The artists of the ‘43 Group, and the members of the Ceylon Society of Arts were easy victims of Collette’s laughter. He painted two water colour groups of these people, one called ‘43 Fresco, the other Reminiscence Fresco showing among other noteworthy persons, the amateur magician Mudaliyar A. C. G. S. Amarasekera pull a rabbit out of a hat, the doyen of artists pulling off another trick.
Collette used to say that his first interest was drawing but that it was Ivan Peries who drew him into painting. Painting may not have been his avocation, but when he did paint he certainly evoked expressions of deep interest. For instance, a critic writing on the fourth exhibition of the Group found a picture of Collette’s called African Soldier to be “a vigorous painting from which the hallmark of the cartoonist is fortunately missing.” Maurice Collis writing in London’s Art News on the first exhibition of the Group in London in November 1952 considered Collette’s Jamil Labourers “originally composed:’ Stephen Bone writing in the Manchester Guardian of 15 January 1954 listed among the notable items at the exhibition at the Artists International Association Gallery in Leicester Square. Collette’s “straightforward, effective oil paintings depict(ing), decoratively simplified, the activities of people in the street.” William Graham (in The Studio), Found Collette’s work “a fairly direct interpretation of life.”

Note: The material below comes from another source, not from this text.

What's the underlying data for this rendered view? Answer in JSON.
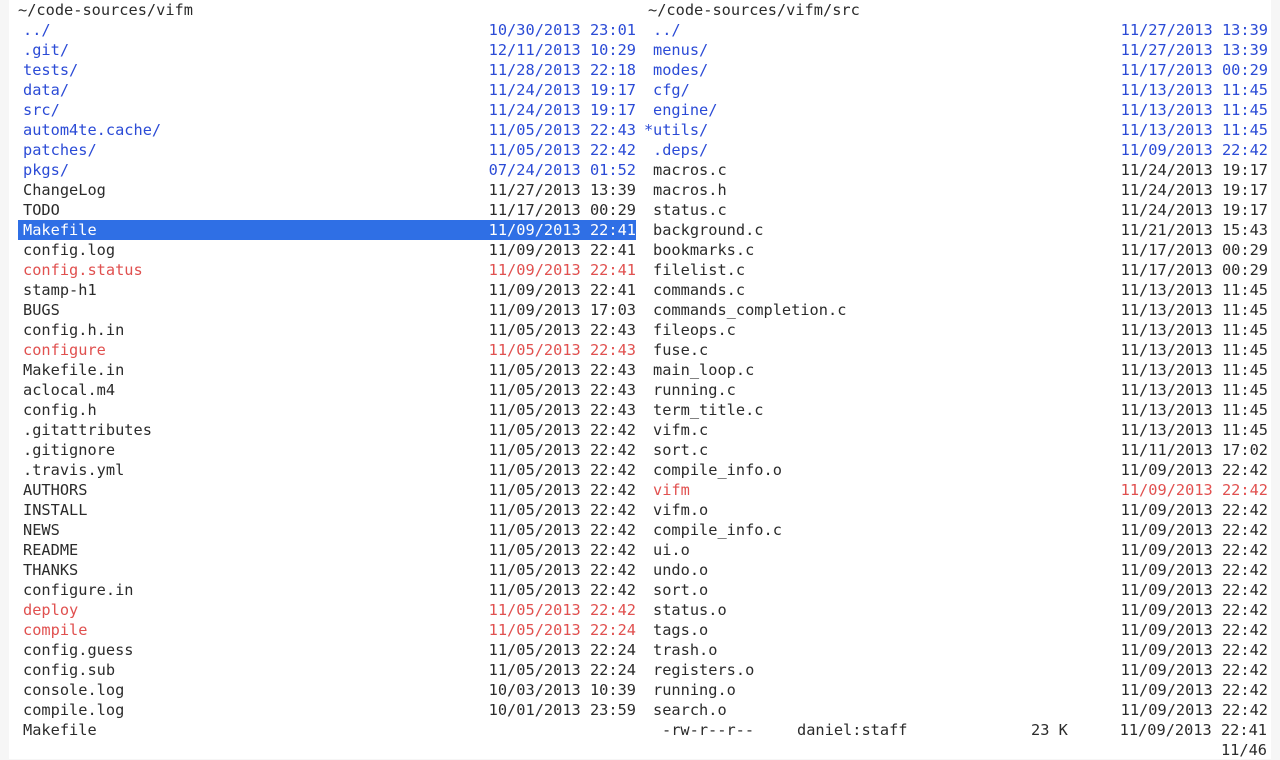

In later years, freed from the responsibilities that grew from his involvement with local politics and following his retirement from the Associated Newspapers of Ceylon, Collette began to paint with greater earnestness.
Throughout all this, Collette remained always a shy and modest person never claiming any special place for himself. However, no-one can gainsay Collette’s his stature. Other cartoonists practising in Sri Lanka paid him the ultimate compliment of endeavouring to imitate his style and even of copying the detail of his caricature.